<div id="div1">
<span>Span text 1</span>
<span>Span text 2</span>
Div Inner Text
</div>
How to extract only the div1 text (Div Inner Text)?
div1.innerText returns and the span's text.
<div id="div1">
<span>Span text 1</span>
<span>Span text 2</span>
Div Inner Text
</div>
How to extract only the div1 text (Div Inner Text)?
div1.innerText returns and the span's text.
There are similar questions regarding fetching an element's inner text.
Solution 1 : see this question
HtmlElement e1 = webBrowser1.Document.GetElementById("elementId");
string content = e1.InnerText
MessageBox.Show(content);
Solution 2 : use Javascript using HtmlDocument.InvokeScript method
In your HTML :
<script type="text/javascript">
function getInnerText(id) {
return document.getElementById(id)..innerText;
}
</script>
C#
Object[] objArray = new Object[1];
objArray[0] = (Object)"elementId";
string content = webBrowser1.Document.InvokeScript("getInnerText", objArray);
MessageBox.Show(content);
The approach I would take it to iterate over child nodes, test if each is a textnode and if it is store it in an array and then return the elements of the array concatenated.

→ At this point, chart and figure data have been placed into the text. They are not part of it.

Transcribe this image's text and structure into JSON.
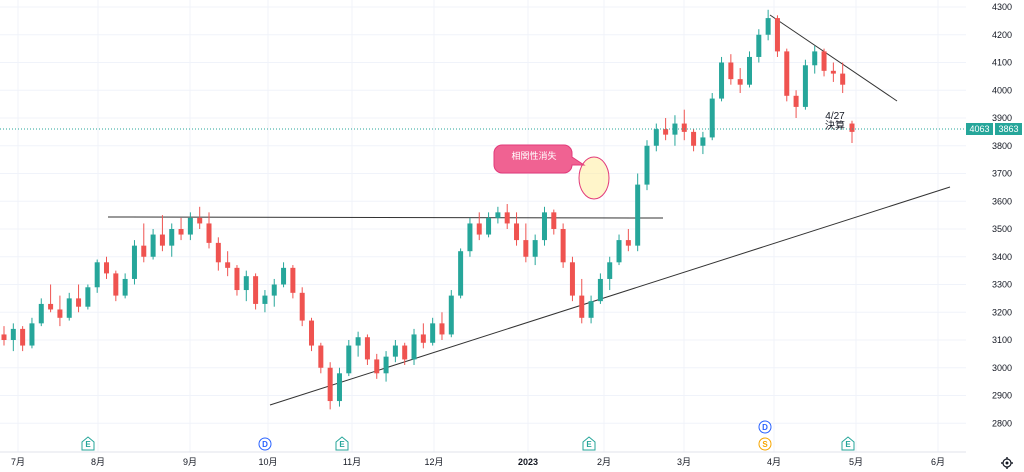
{
  "chart_data": {
    "type": "candlestick",
    "y_axis": {
      "ticks": [
        "4300",
        "4200",
        "4100",
        "4000",
        "3900",
        "3800",
        "3700",
        "3600",
        "3500",
        "3400",
        "3300",
        "3200",
        "3100",
        "3000",
        "2900",
        "2800"
      ],
      "range": [
        2750,
        4320
      ]
    },
    "x_axis": {
      "ticks": [
        "7月",
        "8月",
        "9月",
        "10月",
        "11月",
        "12月",
        "2023",
        "2月",
        "3月",
        "4月",
        "5月",
        "6月"
      ]
    },
    "last_price": {
      "value": "3863",
      "prev_label": "4063"
    },
    "annotations": {
      "earnings_note_date": "4/27",
      "earnings_note_text": "決算",
      "callout": "相関性消失"
    },
    "event_badges": [
      "E",
      "D",
      "E",
      "E",
      "D",
      "S",
      "E"
    ],
    "candles": [
      [
        3120,
        3150,
        3080,
        3100
      ],
      [
        3100,
        3160,
        3060,
        3140
      ],
      [
        3140,
        3150,
        3060,
        3080
      ],
      [
        3080,
        3180,
        3070,
        3160
      ],
      [
        3160,
        3250,
        3150,
        3230
      ],
      [
        3230,
        3300,
        3200,
        3210
      ],
      [
        3210,
        3260,
        3150,
        3180
      ],
      [
        3180,
        3270,
        3170,
        3250
      ],
      [
        3250,
        3300,
        3200,
        3220
      ],
      [
        3220,
        3300,
        3210,
        3290
      ],
      [
        3290,
        3390,
        3270,
        3380
      ],
      [
        3380,
        3400,
        3320,
        3340
      ],
      [
        3340,
        3350,
        3240,
        3260
      ],
      [
        3260,
        3340,
        3250,
        3320
      ],
      [
        3320,
        3460,
        3300,
        3440
      ],
      [
        3440,
        3520,
        3380,
        3400
      ],
      [
        3400,
        3500,
        3390,
        3480
      ],
      [
        3480,
        3550,
        3420,
        3440
      ],
      [
        3440,
        3520,
        3400,
        3500
      ],
      [
        3500,
        3540,
        3460,
        3480
      ],
      [
        3480,
        3560,
        3460,
        3540
      ],
      [
        3540,
        3580,
        3500,
        3520
      ],
      [
        3520,
        3560,
        3430,
        3450
      ],
      [
        3450,
        3470,
        3350,
        3380
      ],
      [
        3380,
        3420,
        3330,
        3360
      ],
      [
        3360,
        3370,
        3260,
        3280
      ],
      [
        3280,
        3350,
        3240,
        3330
      ],
      [
        3330,
        3340,
        3210,
        3230
      ],
      [
        3230,
        3280,
        3200,
        3260
      ],
      [
        3260,
        3320,
        3220,
        3300
      ],
      [
        3300,
        3380,
        3290,
        3360
      ],
      [
        3360,
        3370,
        3250,
        3270
      ],
      [
        3270,
        3290,
        3150,
        3170
      ],
      [
        3170,
        3180,
        3060,
        3080
      ],
      [
        3080,
        3090,
        2980,
        3000
      ],
      [
        3000,
        3020,
        2850,
        2880
      ],
      [
        2880,
        3000,
        2860,
        2980
      ],
      [
        2980,
        3100,
        2970,
        3080
      ],
      [
        3080,
        3130,
        3040,
        3110
      ],
      [
        3110,
        3120,
        3010,
        3030
      ],
      [
        3030,
        3050,
        2960,
        2980
      ],
      [
        2980,
        3060,
        2950,
        3040
      ],
      [
        3040,
        3100,
        3020,
        3080
      ],
      [
        3080,
        3090,
        3010,
        3030
      ],
      [
        3030,
        3140,
        3010,
        3120
      ],
      [
        3120,
        3160,
        3070,
        3090
      ],
      [
        3090,
        3180,
        3080,
        3160
      ],
      [
        3160,
        3200,
        3100,
        3120
      ],
      [
        3120,
        3280,
        3110,
        3260
      ],
      [
        3260,
        3430,
        3250,
        3420
      ],
      [
        3420,
        3540,
        3400,
        3520
      ],
      [
        3520,
        3560,
        3460,
        3480
      ],
      [
        3480,
        3560,
        3470,
        3540
      ],
      [
        3540,
        3580,
        3520,
        3560
      ],
      [
        3560,
        3590,
        3500,
        3520
      ],
      [
        3520,
        3560,
        3440,
        3460
      ],
      [
        3460,
        3520,
        3380,
        3400
      ],
      [
        3400,
        3480,
        3370,
        3460
      ],
      [
        3460,
        3580,
        3440,
        3560
      ],
      [
        3560,
        3570,
        3480,
        3500
      ],
      [
        3500,
        3520,
        3360,
        3380
      ],
      [
        3380,
        3400,
        3240,
        3260
      ],
      [
        3260,
        3320,
        3160,
        3180
      ],
      [
        3180,
        3260,
        3160,
        3240
      ],
      [
        3240,
        3340,
        3230,
        3320
      ],
      [
        3320,
        3400,
        3280,
        3380
      ],
      [
        3380,
        3480,
        3370,
        3460
      ],
      [
        3460,
        3500,
        3420,
        3440
      ],
      [
        3440,
        3700,
        3420,
        3660
      ],
      [
        3660,
        3820,
        3640,
        3800
      ],
      [
        3800,
        3880,
        3780,
        3860
      ],
      [
        3860,
        3900,
        3820,
        3840
      ],
      [
        3840,
        3910,
        3800,
        3880
      ],
      [
        3880,
        3930,
        3820,
        3850
      ],
      [
        3850,
        3860,
        3780,
        3800
      ],
      [
        3800,
        3850,
        3770,
        3830
      ],
      [
        3830,
        3990,
        3820,
        3970
      ],
      [
        3970,
        4120,
        3960,
        4100
      ],
      [
        4100,
        4130,
        4020,
        4040
      ],
      [
        4040,
        4080,
        3990,
        4020
      ],
      [
        4020,
        4140,
        4010,
        4120
      ],
      [
        4120,
        4220,
        4100,
        4200
      ],
      [
        4200,
        4290,
        4180,
        4260
      ],
      [
        4260,
        4270,
        4120,
        4140
      ],
      [
        4140,
        4150,
        3960,
        3980
      ],
      [
        3980,
        4000,
        3900,
        3940
      ],
      [
        3940,
        4110,
        3930,
        4090
      ],
      [
        4090,
        4160,
        4060,
        4140
      ],
      [
        4140,
        4150,
        4050,
        4070
      ],
      [
        4070,
        4100,
        4030,
        4060
      ],
      [
        4060,
        4100,
        3990,
        4020
      ],
      [
        3880,
        3890,
        3810,
        3850
      ]
    ]
  }
}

function innerText(element){
var i, text = [], child = null;
for(i = 0; i < element.childNodes.length; i++){
child = element.childNodes[i]
if (child.nodeType === 3 &&
child.nodeValue.match(/[^\n\s\t\r]/)){
text.push(child.nodeValue);
}
}
return text.join("");
}
// Example call
alert(innerText(document.getElementById("div1")));
The code above uses the nodeValue property of DOMElements to check whether a node is a text node (nodeValue === 3) and that the element contains more than whitespace. The result could be tidied by trimming leading and trailing whitespace.
Using Yanick's code as a template as it seems straight forward. Update the JavaScript function to;
function innerText(id){
var i, text = [], child = null, element = document.getElementById(id);
for(i = 0; i < element.childNodes.length; i++){
child = element.childNodes[i]
if (child.nodeType === 3 &&
child.nodeValue.match(/[^\n\s\t\r]/)){
text.push(child.nodeValue);
}
}
return text.join("");
}
Then it can be called using:
string content =
(string)webBrowser1.Document.InvokeScript("innerText",
new string[] { "div1" });
The variable content
will contain the inner text value.
This doesn't check that the id passed to the function exists so additional checks would be required for a real world application.